Dispositions particulières

Des implantations différentes à la règle peuvent être admises ou exigées :

- Afin d'assurer l'intégration des constructions dans la continuité des bâtiments existants ou voisins si leur implantation est différente de la règle générale ;

- Pour la réalisation d’équipements collectifs et services publics dont la nature ou le fonctionnement nécessitent d’être implantés différemment sous réserve de s’intégrer dans l’environnement existant.

Implantation des constructions par rapport aux limites séparatives Les façades des constructions doivent être implantées avec un retrait minimum de 5 mètres par rapport aux limites séparatives.

Dispositions particulières

Des implantations différentes à la règle peuvent être admises ou exigées :

- Afin d'assurer l'intégration des constructions dans la continuité des bâtiments existants ou voisins si leur implantation est différente de la règle générale ;

- Pour la réalisation d’équipements collectifs et services publics dont la nature ou le fonctionnement nécessitent d’être implantés différemment sous réserve de s’intégrer dans l’environnement existant.

Rubrique NP 6Qualité urbaine, architecturale, environnementale et paysagère

a. Caractéristiques architecturales des façades, toitures et clôtures

Implantation et volume L’aspect d’ensemble et l’architecture des constructions, installations et de leurs dépendances doivent être en concordance avec le paysage bâti environnant et le caractère général du site.

Le volume et les proportions des constructions dans tous leurs éléments doivent être déterminés en tenant compte de l’environnement bâti et en s’y intégrant le mieux possible. Les volumes simples doivent être privilégiés.

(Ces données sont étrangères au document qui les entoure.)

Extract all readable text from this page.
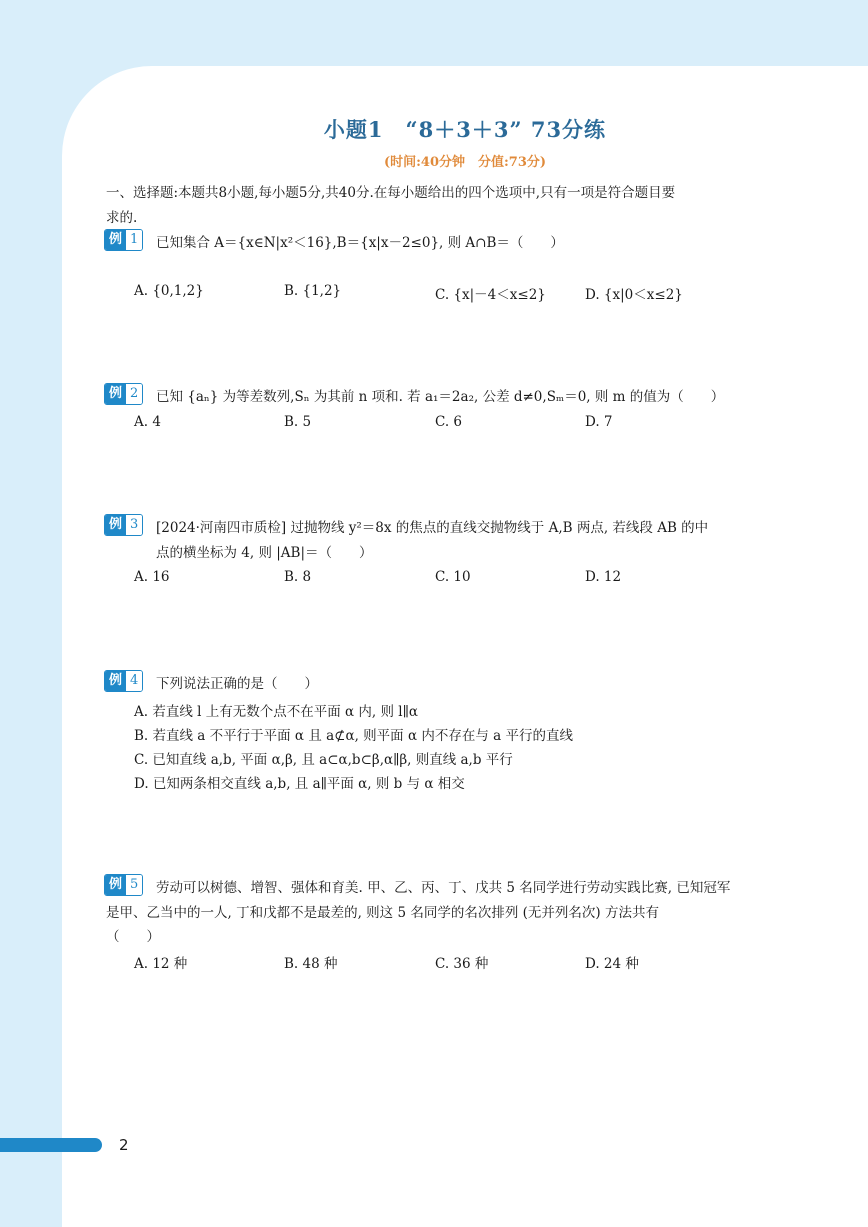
小题1　“8＋3＋3” 73分练
(时间:40分钟　分值:73分)
一、选择题:本题共8小题,每小题5分,共40分.在每小题给出的四个选项中,只有一项是符合题目要
求的.
例 1 已知集合 A＝{x∈N|x²＜16},B＝{x|x－2≤0}, 则 A∩B＝（　　）
A. {0,1,2}	B. {1,2}	C. {x|－4＜x≤2}	D. {x|0＜x≤2}
例 2 已知 {aₙ} 为等差数列,Sₙ 为其前 n 项和. 若 a₁＝2a₂, 公差 d≠0,Sₘ＝0, 则 m 的值为（　　）
A. 4	B. 5	C. 6	D. 7
例 3 [2024·河南四市质检] 过抛物线 y²＝8x 的焦点的直线交抛物线于 A,B 两点, 若线段 AB 的中
点的横坐标为 4, 则 |AB|＝（　　）
A. 16	B. 8	C. 10	D. 12
例 4 下列说法正确的是（　　）
A. 若直线 l 上有无数个点不在平面 α 内, 则 l∥α
B. 若直线 a 不平行于平面 α 且 a⊄α, 则平面 α 内不存在与 a 平行的直线
C. 已知直线 a,b, 平面 α,β, 且 a⊂α,b⊂β,α∥β, 则直线 a,b 平行
D. 已知两条相交直线 a,b, 且 a∥平面 α, 则 b 与 α 相交
例 5 劳动可以树德、增智、强体和育美. 甲、乙、丙、丁、戊共 5 名同学进行劳动实践比赛, 已知冠军
是甲、乙当中的一人, 丁和戊都不是最差的, 则这 5 名同学的名次排列 (无并列名次) 方法共有
（　　）
A. 12 种	B. 48 种	C. 36 种	D. 24 种
2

Chaque pan de toiture, considéré du faîtage à l’égout du toit, doit avoir une pente homogène comprise entre 30 et 50 % au-dessus de l’horizontale, sans pouvoir présenter de cassure. Ces dispositions ne concernent pas les éventuelles marquises, auvents, vérandas, pergolas, carports, abris de jardin et les couvertures de piscine.

Dispositions applicables à la zone N Les toits à un seul pan sont interdits pour les bâtiments isolés, en dehors des couvertures de piscine et des annexes dont l’emprise au sol n’excède pas 20 m², mais sont toutefois autorisés pour les bâtiments s’appuyant sur les murs d’une construction existante (comprenant aussi les marquises, auvents, vérandas, pergolas, carports).

Les toitures terrasses devront être végétalisées sur la totalité de leur superficie, hors éléments techniques nécessaires au fonctionnement du bâtiment. Sont exclues de cette obligation les toitures terrasses accessibles depuis un plancher habitable, en dehors de la toiture du dernier niveau du bâtiment.

Les locaux à déchets sont autorisés sur une aire aménagée et le moins perceptible depuis l’espace public ou dans un local de stockage prévu à cet effet. Les bacs de récupération seront enterrés ou dissimulés à la vue et devront être adaptés au projet.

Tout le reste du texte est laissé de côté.